We chased each other in a game of freeze tag, deep in the pine, aspen clad Sangre's, dusk upon us, hiding behind the thick circumference of the tall, ponderosa pines, the layered bark of the trees like tributaries of the Pecos and Rio Grande, merging into each other, flumes holding needles, their descent not yet complete, transparent bees and other insects, their insides sucked out, caught in spider webs, still clinging to the bark, colonies of lichen and moss carpeting the damp areas, a velvet pall, and beneath the shallow, top layer of the forest floor, its debris lay decomposing, commingling, unrecognizable. The sound of our feet, crackling on the dry leaves and pine needles, reverberated throughout the forest, the decibel range magnified as the sound spread, bouncing between pines, threatening to reveal our hiding places.

Then, towering above us, stood Daddy and Moma, transformed, into Trees of the uppermost, canopy layer. Their needles, abundant and full, lush and deep green, filled each twig and branch, with long shoots. We watched, frozen in place, comical, grotesque statues, as ivy begin to slither up Daddy's trunk, grafting itself to his bark, feeding off of him. Eerie and haunting moss hung from Moma's branches, entangled with her branches, cutting off her circulation. Their needles begin to yellow, the area behind each twig barren, and their seedless cones fell to the forest floor. Their leading shoots died back, their growth stunted. Spores settled on their branches. Bit by bit, the Trees surrendered, sealing off rotten branches, relinquishing damaged heartwood. The weight of the falling branches tore away strips of bark, creating holes where pools of water could collect, giving fungi a perfect place of attack, to canker their insides. The sound of the cracking wood echoed through the forest, soughing, moaning, a sorrowful, grief-stricken dirge. Stag beetle larva fed off their disintegrating wood; lice fed off the fungi.
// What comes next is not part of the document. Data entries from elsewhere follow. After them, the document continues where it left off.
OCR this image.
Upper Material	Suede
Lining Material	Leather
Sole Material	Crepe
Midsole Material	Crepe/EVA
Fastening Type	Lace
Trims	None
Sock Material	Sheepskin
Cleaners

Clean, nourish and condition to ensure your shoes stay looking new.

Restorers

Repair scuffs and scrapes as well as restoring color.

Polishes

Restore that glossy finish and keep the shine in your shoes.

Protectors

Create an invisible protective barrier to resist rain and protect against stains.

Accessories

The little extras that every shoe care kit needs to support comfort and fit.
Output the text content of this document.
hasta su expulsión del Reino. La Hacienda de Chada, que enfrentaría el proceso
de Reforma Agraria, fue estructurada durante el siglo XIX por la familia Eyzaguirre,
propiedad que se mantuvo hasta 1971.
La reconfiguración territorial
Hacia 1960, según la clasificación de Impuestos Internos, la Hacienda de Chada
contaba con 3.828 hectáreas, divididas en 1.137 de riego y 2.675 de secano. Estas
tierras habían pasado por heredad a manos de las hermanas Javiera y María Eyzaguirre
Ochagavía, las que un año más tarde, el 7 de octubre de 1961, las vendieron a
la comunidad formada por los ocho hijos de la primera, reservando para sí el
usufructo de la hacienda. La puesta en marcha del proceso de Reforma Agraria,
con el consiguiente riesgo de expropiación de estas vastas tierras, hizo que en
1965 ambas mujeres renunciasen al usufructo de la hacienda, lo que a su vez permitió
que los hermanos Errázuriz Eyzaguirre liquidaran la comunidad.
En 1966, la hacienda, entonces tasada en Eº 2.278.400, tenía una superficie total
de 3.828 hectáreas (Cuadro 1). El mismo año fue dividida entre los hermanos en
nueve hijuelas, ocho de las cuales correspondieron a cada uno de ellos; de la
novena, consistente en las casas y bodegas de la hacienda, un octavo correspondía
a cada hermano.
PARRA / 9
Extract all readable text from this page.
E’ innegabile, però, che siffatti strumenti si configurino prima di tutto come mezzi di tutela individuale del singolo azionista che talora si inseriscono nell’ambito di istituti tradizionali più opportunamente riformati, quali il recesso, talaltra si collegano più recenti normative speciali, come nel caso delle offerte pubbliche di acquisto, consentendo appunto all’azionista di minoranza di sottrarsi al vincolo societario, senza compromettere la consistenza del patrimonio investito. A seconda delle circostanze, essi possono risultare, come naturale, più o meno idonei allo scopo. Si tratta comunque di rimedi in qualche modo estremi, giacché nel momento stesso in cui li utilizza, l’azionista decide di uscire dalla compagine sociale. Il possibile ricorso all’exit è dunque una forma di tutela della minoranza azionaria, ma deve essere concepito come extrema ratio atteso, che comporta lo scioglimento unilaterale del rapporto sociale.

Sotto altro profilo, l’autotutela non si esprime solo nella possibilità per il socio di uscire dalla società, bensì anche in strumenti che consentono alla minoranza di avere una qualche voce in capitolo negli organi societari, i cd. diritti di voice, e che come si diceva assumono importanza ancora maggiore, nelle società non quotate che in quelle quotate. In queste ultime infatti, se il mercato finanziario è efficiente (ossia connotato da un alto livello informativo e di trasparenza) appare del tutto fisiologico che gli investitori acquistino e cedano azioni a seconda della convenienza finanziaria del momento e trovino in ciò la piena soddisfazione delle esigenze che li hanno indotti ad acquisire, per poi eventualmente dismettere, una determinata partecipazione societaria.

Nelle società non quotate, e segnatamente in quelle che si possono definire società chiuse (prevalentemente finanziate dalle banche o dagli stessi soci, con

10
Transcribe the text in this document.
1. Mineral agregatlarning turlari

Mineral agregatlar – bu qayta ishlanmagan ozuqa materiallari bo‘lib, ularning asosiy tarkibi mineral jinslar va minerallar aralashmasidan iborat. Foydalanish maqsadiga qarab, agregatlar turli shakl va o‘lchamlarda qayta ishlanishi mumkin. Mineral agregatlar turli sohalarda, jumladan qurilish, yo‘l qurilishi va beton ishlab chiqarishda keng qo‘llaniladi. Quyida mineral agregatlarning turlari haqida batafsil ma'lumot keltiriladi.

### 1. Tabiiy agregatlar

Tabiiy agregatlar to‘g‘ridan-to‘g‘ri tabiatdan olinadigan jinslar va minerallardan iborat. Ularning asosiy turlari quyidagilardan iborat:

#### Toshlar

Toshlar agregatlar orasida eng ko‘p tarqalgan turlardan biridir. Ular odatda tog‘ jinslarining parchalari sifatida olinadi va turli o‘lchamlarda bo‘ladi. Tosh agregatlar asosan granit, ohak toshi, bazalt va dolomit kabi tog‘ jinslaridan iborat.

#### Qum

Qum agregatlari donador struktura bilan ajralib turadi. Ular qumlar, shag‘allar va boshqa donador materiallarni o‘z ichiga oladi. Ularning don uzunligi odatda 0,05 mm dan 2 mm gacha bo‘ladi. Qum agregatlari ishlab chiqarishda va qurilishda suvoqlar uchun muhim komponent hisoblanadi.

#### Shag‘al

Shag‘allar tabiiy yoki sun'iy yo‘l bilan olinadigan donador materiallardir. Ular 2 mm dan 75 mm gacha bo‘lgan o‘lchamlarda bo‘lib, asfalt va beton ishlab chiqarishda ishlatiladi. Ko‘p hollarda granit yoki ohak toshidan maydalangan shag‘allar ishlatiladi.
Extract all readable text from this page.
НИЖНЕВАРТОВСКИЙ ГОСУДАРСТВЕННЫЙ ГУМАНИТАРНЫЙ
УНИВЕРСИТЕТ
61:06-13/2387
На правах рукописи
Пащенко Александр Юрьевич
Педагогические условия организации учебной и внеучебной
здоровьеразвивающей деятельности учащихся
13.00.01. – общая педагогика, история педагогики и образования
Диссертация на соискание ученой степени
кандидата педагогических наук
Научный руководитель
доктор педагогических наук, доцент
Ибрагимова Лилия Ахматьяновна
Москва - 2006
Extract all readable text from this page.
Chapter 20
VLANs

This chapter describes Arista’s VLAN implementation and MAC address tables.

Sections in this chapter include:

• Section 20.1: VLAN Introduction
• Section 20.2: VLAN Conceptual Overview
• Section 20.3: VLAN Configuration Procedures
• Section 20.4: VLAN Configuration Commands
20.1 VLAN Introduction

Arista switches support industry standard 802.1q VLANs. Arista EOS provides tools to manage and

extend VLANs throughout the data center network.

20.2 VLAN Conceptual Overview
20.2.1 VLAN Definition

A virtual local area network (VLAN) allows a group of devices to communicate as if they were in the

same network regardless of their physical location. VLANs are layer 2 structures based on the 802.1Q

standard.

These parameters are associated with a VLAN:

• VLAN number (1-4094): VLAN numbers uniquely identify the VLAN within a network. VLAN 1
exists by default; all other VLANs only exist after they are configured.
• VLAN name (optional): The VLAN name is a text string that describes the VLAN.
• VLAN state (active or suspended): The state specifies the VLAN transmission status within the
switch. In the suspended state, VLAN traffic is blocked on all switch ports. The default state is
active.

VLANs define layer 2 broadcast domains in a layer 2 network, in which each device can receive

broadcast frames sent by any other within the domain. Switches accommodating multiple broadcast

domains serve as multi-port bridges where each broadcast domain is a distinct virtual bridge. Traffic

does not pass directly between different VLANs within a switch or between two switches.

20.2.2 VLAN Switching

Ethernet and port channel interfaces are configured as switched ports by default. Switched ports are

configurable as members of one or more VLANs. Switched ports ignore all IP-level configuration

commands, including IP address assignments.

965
We sensed the coming collapse of the Trees, but didn't know how to protect them, how to treat their exposed wounds, how to make them resistant to the blights preying on them, how to save them. The deterioration and the destruction continued, unabated, in front of us, as we stood paralyzed, trapped in our game. Each fallen needle, cone, twig, and branch left a track, on the forest floor, of the diseases killing the Trees, a web of their fragile lives, a trail for the tracker.